Trajectory Tiling: How They Did It
Microsoft calls it trajectory tiling — the entire process was laid out in a March 2012 presentation by Rashid at the TechFest conference, a celebration of 20 years of Microsoft research. It should come as no surprise then that Rashid has been in charge of this Microsoft segment during the entirety of those two decades. In fact, he was hired away from a Carnegie Mellon professor's job specifically to help start up Microsoft Research.
Increasingly, the virtual and the physical worlds are merging", Rashid said at TechFest 2012 in March. "Part of this is happening because we are giving computers the same senses we have. We are giving them the ability to see, we are giving them the ability to hear and to understand."

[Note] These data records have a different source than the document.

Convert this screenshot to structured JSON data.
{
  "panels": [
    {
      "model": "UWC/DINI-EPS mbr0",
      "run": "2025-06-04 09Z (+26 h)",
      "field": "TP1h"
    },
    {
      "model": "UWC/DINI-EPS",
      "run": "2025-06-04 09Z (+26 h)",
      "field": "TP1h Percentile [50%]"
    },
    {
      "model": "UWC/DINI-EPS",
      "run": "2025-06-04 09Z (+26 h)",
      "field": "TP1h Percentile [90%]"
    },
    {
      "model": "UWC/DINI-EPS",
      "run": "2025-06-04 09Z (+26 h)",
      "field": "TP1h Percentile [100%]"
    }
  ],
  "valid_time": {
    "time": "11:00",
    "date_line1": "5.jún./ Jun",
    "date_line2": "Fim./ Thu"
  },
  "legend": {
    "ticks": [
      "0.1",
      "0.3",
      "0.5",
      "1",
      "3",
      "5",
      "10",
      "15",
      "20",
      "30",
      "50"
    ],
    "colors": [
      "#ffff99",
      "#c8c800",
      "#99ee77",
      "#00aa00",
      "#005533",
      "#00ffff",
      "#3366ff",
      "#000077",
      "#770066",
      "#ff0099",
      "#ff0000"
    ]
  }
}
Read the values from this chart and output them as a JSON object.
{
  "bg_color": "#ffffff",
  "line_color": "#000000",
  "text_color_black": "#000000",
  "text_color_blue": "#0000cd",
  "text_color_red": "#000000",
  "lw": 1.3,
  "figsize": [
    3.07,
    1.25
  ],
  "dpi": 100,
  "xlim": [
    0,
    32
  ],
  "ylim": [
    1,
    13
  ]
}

Dedicated to basic computer science research for the last 20 years, Rashid said he is confident his company is changing the kinds of applications it can build and how we interact with computers.
Making Voice Sausage
Frank Soong, principal researcher, Microsoft Research Asia did the trajectory tiling demonstration at TechFest 2012. He called it trained multilingual text to speech. Instead of starting with Rashid's own voice reciting various Chinese phrases like in the above example, a reference speaker is recorded instead.
That is, a Chinese voice is recorded as a baseline. This voice is then used to construct the underlying parameter trajectory, the fundamental frequency, the gain and the loudness of the targeted translation. In this case it's Chinese, but the same method would be used for whatever language is needed.
Once the baseline is established, the two voices (reference speaker and target person's voice) are warped or equalized. The trajectory is warped towards the English speaker, in this case.
Teaching a computer to speak translated text in person's own voice.
This is where the voice sausage is made. The English speaking person's voice database is broken into tiny pieces, in this case 5 milliseconds. Then the engineers construct all the pieces which are closest to the trajectory of the warped Chinese sentence. This sausage like network is formed, and then within that network, they find the best concatenation of all the sequence of tiles.
This can be used to form a Chinese language sentence in the English speaking person's own voice. More sentences can be built from there, and together they form training sentences for the Chinese text to speech program. With this program in hand, whenever the English speaking person needs something translated, it can be spoken by the computer in that person's voice.